Twenty-seven families in Moore, Okla., received a combined 325 pieces of furniture Saturday during a church-run furniture distribution for victims of the May tornadoes.
Moore resident John Wright described it as just another miracle since the storms. “It’s been great, it’s been a blessing,” said Wright, whose home is being repaired but remains uninhabitable.
The two dozen or so volunteers, mostly from First Baptist Church of Oklahoma City, testified it was they who were truly blessed in giving away the dressers, beds and other furniture and clothing.
“A lot of them come in crying and leave with a smile,” Ron Schuermann, a retired auto worker and a member of First Baptist, said of the storm victims who visited the 60,000-square-foot Moore warehouse operated by the congregation. “There are days when I’m awfully tired, but I always go. I wouldn’t miss out on this.”
Ministry continues growth
First Baptist Senior Pastor Tom Ogburn said God’s fingerprints are all over the local efforts to meet the physical and spiritual needs of the region’s twister and flooding victims, and the ongoing furniture ministry is one example.
The ministry began around 2011 as a small furniture bank established to aid refugees settled in Oklahoma City by Catholic Charities, and also for foster families and the working poor. Operating in 6,000 square feet of space provided by a church member, that ministry struggled until the tornadoes struck in May.
At that point, long-standing relationships with other religious groups in the city kicked in, generating word-of-mouth and media coverage followed by donations of cash, trucks and furniture.
The Cooperative Baptist Fellowship’s Disaster Response agency brokered a deal to get donated furniture delivered from South Carolina, Ogburn said. CBF Oklahoma has directed visiting mission teams and other volunteers to the furniture ministry.
A “Loving Oklahoma” campaign that begins today will delegate volunteers to the furniture effort at the end of the week, Ogburn said.
A $1.3 million donation of new goods from Thomasville Furniture last month was followed by a financial gift from Feed the Children to pay for its transportation to Oklahoma City, where the charity is headquartered.
The organization also is paying the $12,000 monthly rent on the warehouse that opened for drive-up distribution on Saturday.
Its inventory resembles commercial operations with some 8,000 pieces ranging from mirrors and game tables to tables and bed sets. The church and its partner ministries and charities hope to serve about 1,000 families from the facility for up to 18 more weeks.
“We went from a $6,000 to a $3 million ministry in a matter of weeks,” Ogburn said. “The scale continues to grow every day.”
And so does the astonishment of many who have come across the operation.
“I knew they had a warehouse, but this is overwhelming,” said Sonja Carrasquillo, a volunteer from St.

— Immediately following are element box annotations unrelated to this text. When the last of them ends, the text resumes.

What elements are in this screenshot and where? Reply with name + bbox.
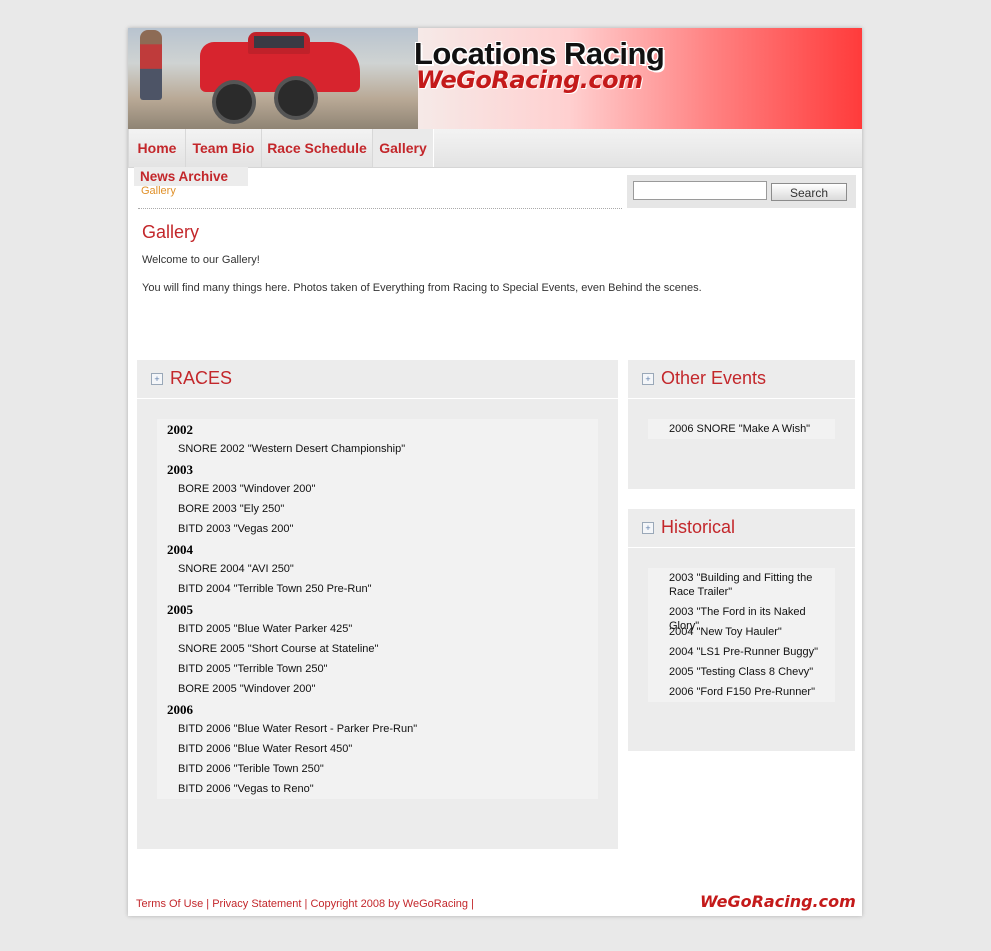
- nav-team-bio[interactable]: Team Bio: [185, 129, 262, 167]
- gallery-link[interactable]: 2006 "Ford F150 Pre-Runner": [669, 685, 837, 699]
- divider: [138, 208, 622, 209]
- races-list: 2002 SNORE 2002 "Western Desert Champion…: [157, 419, 598, 799]
- gallery-link[interactable]: BITD 2006 "Terible Town 250": [178, 763, 324, 775]
- nav-race-schedule[interactable]: Race Schedule: [261, 129, 373, 167]
- intro-text: Welcome to our Gallery!: [142, 254, 260, 266]
- year-heading: 2004: [167, 542, 193, 557]
- footer-separator: |: [206, 898, 210, 910]
- year-heading: 2005: [167, 602, 193, 617]
- expand-icon[interactable]: +: [151, 373, 163, 385]
- footer-separator: |: [471, 898, 474, 910]
- search-input[interactable]: [633, 181, 767, 200]
- footer-separator: |: [304, 898, 308, 910]
- historical-list: 2003 "Building and Fitting the Race Trai…: [648, 568, 835, 702]
- wheel-icon: [212, 80, 256, 124]
- gallery-link[interactable]: BITD 2003 "Vegas 200": [178, 523, 293, 535]
- historical-panel: + Historical 2003 "Building and Fitting …: [628, 509, 855, 751]
- gallery-link[interactable]: SNORE 2005 "Short Course at Stateline": [178, 643, 378, 655]
- search-button[interactable]: Search: [771, 183, 847, 201]
- other-events-header: + Other Events: [628, 360, 855, 399]
- nav-news-archive[interactable]: News Archive: [134, 167, 248, 186]
- gallery-link[interactable]: BITD 2006 "Vegas to Reno": [178, 783, 314, 795]
- year-heading: 2003: [167, 462, 193, 477]
- gallery-link[interactable]: BITD 2004 "Terrible Town 250 Pre-Run": [178, 583, 371, 595]
- gallery-link[interactable]: SNORE 2004 "AVI 250": [178, 563, 294, 575]
- gallery-link[interactable]: BITD 2005 "Terrible Town 250": [178, 663, 327, 675]
- historical-header: + Historical: [628, 509, 855, 548]
- expand-icon[interactable]: +: [642, 373, 654, 385]
- historical-title: Historical: [661, 517, 736, 537]
- header-banner: Locations Racing WeGoRacing.com: [128, 28, 862, 129]
- gallery-link[interactable]: BITD 2006 "Blue Water Resort 450": [178, 743, 352, 755]
- search-area: Search: [627, 175, 856, 208]
- terms-link[interactable]: Terms Of Use: [136, 898, 203, 910]
- gallery-link[interactable]: SNORE 2002 "Western Desert Championship": [178, 443, 405, 455]
- gallery-link[interactable]: BORE 2005 "Windover 200": [178, 683, 315, 695]
- wheel-icon: [274, 76, 318, 120]
- gallery-link[interactable]: 2005 "Testing Class 8 Chevy": [669, 665, 837, 679]
- page-container: Locations Racing WeGoRacing.com Home Tea…: [128, 28, 862, 916]
- gallery-link[interactable]: BITD 2005 "Blue Water Parker 425": [178, 623, 352, 635]
- gallery-link[interactable]: BITD 2006 "Blue Water Resort - Parker Pr…: [178, 723, 417, 735]
- other-events-panel: + Other Events 2006 SNORE "Make A Wish": [628, 360, 855, 489]
- footer-links: Terms Of Use | Privacy Statement | Copyr…: [136, 898, 474, 910]
- intro-text: You will find many things here. Photos t…: [142, 282, 702, 294]
- races-panel: + RACES 2002 SNORE 2002 "Western Desert …: [137, 360, 618, 849]
- main-nav: Home Team Bio Race Schedule Gallery: [128, 129, 862, 168]
- other-events-title: Other Events: [661, 368, 767, 388]
- gallery-link[interactable]: BORE 2003 "Ely 250": [178, 503, 284, 515]
- copyright-text: Copyright 2008 by WeGoRacing: [310, 898, 469, 910]
- spectator-figure: [140, 30, 162, 100]
- nav-home[interactable]: Home: [128, 129, 186, 167]
- gallery-link[interactable]: 2004 "LS1 Pre-Runner Buggy": [669, 645, 837, 659]
- footer-logo[interactable]: WeGoRacing.com: [700, 892, 856, 911]
- page-title: Gallery: [142, 222, 200, 242]
- nav-gallery[interactable]: Gallery: [372, 129, 434, 167]
- expand-icon[interactable]: +: [642, 522, 654, 534]
- breadcrumb: Gallery: [141, 185, 176, 197]
- privacy-link[interactable]: Privacy Statement: [212, 898, 301, 910]
- site-logo-text[interactable]: WeGoRacing.com: [416, 66, 643, 94]
- year-heading: 2002: [167, 422, 193, 437]
- gallery-link[interactable]: 2003 "Building and Fitting the Race Trai…: [669, 571, 837, 599]
- year-heading: 2006: [167, 702, 193, 717]
- races-panel-header: + RACES: [137, 360, 618, 399]
- gallery-link[interactable]: 2004 "New Toy Hauler": [669, 625, 837, 639]
- gallery-link[interactable]: 2006 SNORE "Make A Wish": [669, 423, 810, 435]
- gallery-link[interactable]: BORE 2003 "Windover 200": [178, 483, 315, 495]
- races-panel-title: RACES: [170, 368, 233, 388]
- other-events-list: 2006 SNORE "Make A Wish": [648, 419, 835, 439]
- banner-photo: [128, 28, 418, 129]
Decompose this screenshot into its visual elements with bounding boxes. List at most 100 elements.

John Missionary Baptist Church in Oklahoma City.
Most customers are also amazed to see the variety of free-but-new furniture and clothing available – and that there are few limits on how much can be taken, she said.
“One woman said ‘I have five kids and I need five bed frames,” Carrasquillo said. “I said we can give you five bed frames.”
‘Still in shock’
It’s difficult to overestimate the positive emotional impact that can have on people who have experienced major trauma, said Pam Wanzer, a member of First Baptist and one of the furniture ministry’s organizers.
“Most of these people are still in shock,” Wanzer said about those shopping in the warehouse Saturday.
Wanzer, who operates a grief counseling ministry with her husband and co-volunteer Mike, said many of the twisters’ victims are only now beginning to process and heal from the ordeal.
“Furniture starts to give them that routine and stability back,” she said.
That’s one of the reasons Feed the Children wanted to get on board with the effort, said Gary Sloan, who oversees disaster-relief projects as the charity’s senior vice president of domestic operations and program development.
Sloan said furniture is an often overlooked ministry focus in disaster-recovery efforts that usually focus more on debris cleaning, demolition, feeding and health care. “Furniture is an excellent item to provide to those who have lost everything,” he said.
And there was another reason the organization wanted to help.
“This disaster occurred literally in our backyard," he said. "This one is a little more personal.”
Being ‘God’s hands’
The unexpected nature of the ministry is one of the things that drew William Dooley, a surgeon and professor at the University of Oklahoma’s College of Medicine, to it.
“You experience what it is to be a Christian when you see the happiness in the eyes of those in dire straits and when you meet their needs in unexpected ways,” said Dooley, the chairman of deacons at First Baptist Church.
“We’re supposed to be God’s hands in our community, and when we see that need we’re supposed to fill that need,” Dooley said.
Ogburn pointed to Dooley’s sweat-soaked, dirty T-shirt and shorts as the physician pushed and pulled huge boxes across the warehouse floor. “He’s a breast cancer surgeon and researcher and on Saturday mornings he’s [doing manual] labor,” Ogburn said.
It points to what effect the opportunities to serve tornado victims has had on his church and community this year, the pastor added.
“This is clearly not church-as-usual,” he said. “But this is how I always dreamed church would be.”
Jeff Brumley is assistant editor of Associated Baptist Press.